NHS serious incidents report for Norfolk and Waveney
06:30 27 July 2012
Archant Norfolk Photographic © 2009
A ‘foreign object’ was left inside a patient after an operation at the Norfolk and Norwich University Hospital, according to information released about the year 2011-2012.
It was one of four ‘never events’ – events which should never happen – at the hospital, the others being two incidents of wrong site surgery and one of a medication incident.
There were also 77 serious incidents at the hospital.
NHS Norfolk and Waveney as a whole has seen a large increase in serious incidents, from 117 in 2007-08, to 482 in 2011-12, with nine ‘never events’ in 2011-12, compared to none the year before.

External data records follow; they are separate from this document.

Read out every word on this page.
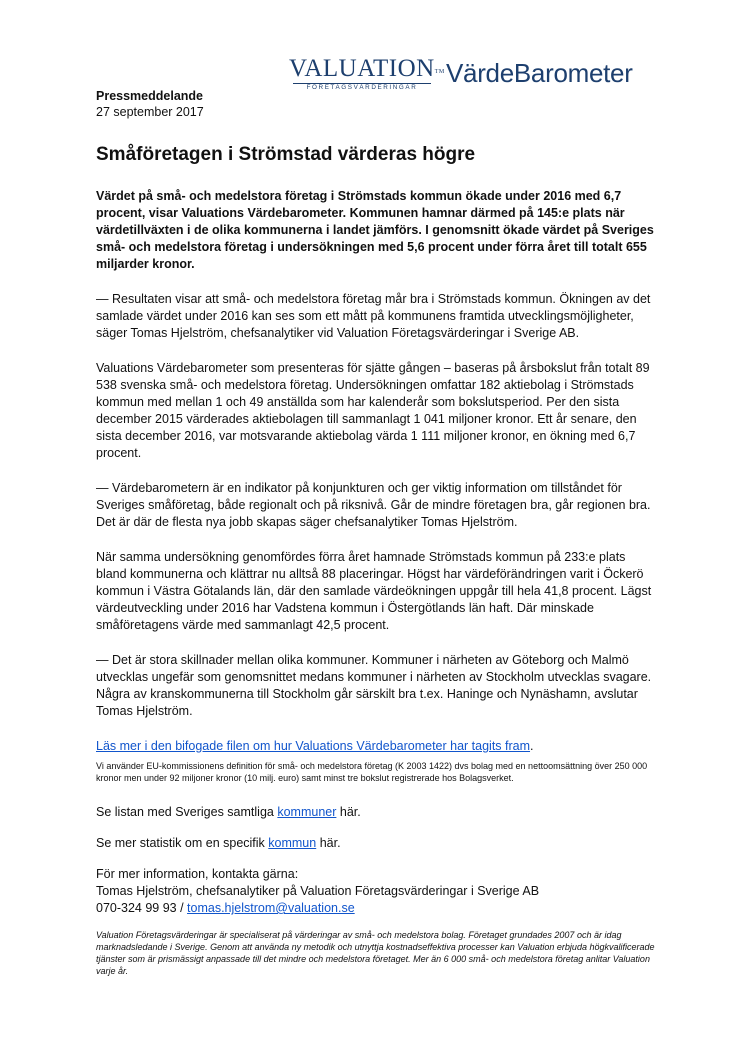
VALUATION™
FÖRETAGSVÄRDERINGAR	VärdeBarometer

Pressmeddelande

27 september 2017

Småföretagen i Strömstad värderas högre

Värdet på små- och medelstora företag i Strömstads kommun ökade under 2016 med 6,7 procent, visar Valuations Värdebarometer. Kommunen hamnar därmed på 145:e plats när värdetillväxten i de olika kommunerna i landet jämförs. I genomsnitt ökade värdet på Sveriges små- och medelstora företag i undersökningen med 5,6 procent under förra året till totalt 655 miljarder kronor.

— Resultaten visar att små- och medelstora företag mår bra i Strömstads kommun. Ökningen av det samlade värdet under 2016 kan ses som ett mått på kommunens framtida utvecklingsmöjligheter, säger Tomas Hjelström, chefsanalytiker vid Valuation Företagsvärderingar i Sverige AB.

Valuations Värdebarometer som presenteras för sjätte gången – baseras på årsbokslut från totalt 89 538 svenska små- och medelstora företag. Undersökningen omfattar 182 aktiebolag i Strömstads kommun med mellan 1 och 49 anställda som har kalenderår som bokslutsperiod. Per den sista december 2015 värderades aktiebolagen till sammanlagt 1 041 miljoner kronor. Ett år senare, den sista december 2016, var motsvarande aktiebolag värda 1 111 miljoner kronor, en ökning med 6,7 procent.

— Värdebarometern är en indikator på konjunkturen och ger viktig information om tillståndet för Sveriges småföretag, både regionalt och på riksnivå. Går de mindre företagen bra, går regionen bra. Det är där de flesta nya jobb skapas säger chefsanalytiker Tomas Hjelström.

När samma undersökning genomfördes förra året hamnade Strömstads kommun på 233:e plats bland kommunerna och klättrar nu alltså 88 placeringar. Högst har värdeförändringen varit i Öckerö kommun i Västra Götalands län, där den samlade värdeökningen uppgår till hela 41,8 procent. Lägst värdeutveckling under 2016 har Vadstena kommun i Östergötlands län haft. Där minskade småföretagens värde med sammanlagt 42,5 procent.

— Det är stora skillnader mellan olika kommuner. Kommuner i närheten av Göteborg och Malmö utvecklas ungefär som genomsnittet medans kommuner i närheten av Stockholm utvecklas svagare. Några av kranskommunerna till Stockholm går särskilt bra t.ex. Haninge och Nynäshamn, avslutar Tomas Hjelström.

Läs mer i den bifogade filen om hur Valuations Värdebarometer har tagits fram.

Vi använder EU-kommissionens definition för små- och medelstora företag (K 2003 1422) dvs bolag med en nettoomsättning över 250 000 kronor men under 92 miljoner kronor (10 milj. euro) samt minst tre bokslut registrerade hos Bolagsverket.

Se listan med Sveriges samtliga kommuner här.

Se mer statistik om en specifik kommun här.

För mer information, kontakta gärna:

Tomas Hjelström, chefsanalytiker på Valuation Företagsvärderingar i Sverige AB

070-324 99 93 / tomas.hjelstrom@valuation.se

Valuation Företagsvärderingar är specialiserat på värderingar av små- och medelstora bolag. Företaget grundades 2007 och är idag marknadsledande i Sverige. Genom att använda ny metodik och utnyttja kostnadseffektiva processer kan Valuation erbjuda högkvalificerade tjänster som är prismässigt anpassade till det mindre och medelstora företaget. Mer än 6 000 små- och medelstora företag anlitar Valuation varje år.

However, NHS Norfolk and Waveney’s board were told how this was mainly due to changes in the definition of reporting, which now requires pressure ulcers and more falls to be reported. Of the 482 serious incidents, 210 related to pressure ulcers and 52 to falls.
The East of England Ambulance Service had 15 serious incidents, the out-of-hours services had two, the mental health trust Norfolk and Suffolk Foundation Trust had 68, Norfolk prisons 16 and Norfolk Community Health and Care 133.
Chief executive Andrew Morgan questioned how worried the board should be about having even one ‘never event’.
Maureen Carson, executive director of nursing, quality and patient safety, said: “I don’t think we would want any never event.
“The key issue is they aren’t identifying trends. I think we should be working hard to ensure that numbers decrease, but I think we want them reported, we don’t want them hidden, so we know that action is taken and they don’t happen again.”
She told the meeting most of the pressure ulcers were being reported by community health staff, for a variety of reasons.
Dr Alistair Lipp , executive medical director, said: “Never events reflect an aspiration and an expectation. They are not usually the result of an individual – it’s a system or team failure.
“It often isn’t a quick fix to mend because they require checking of policies and procedures, and then it takes time to bed-in any changes. One never event is a problem. Two similar never events is considerably worse.”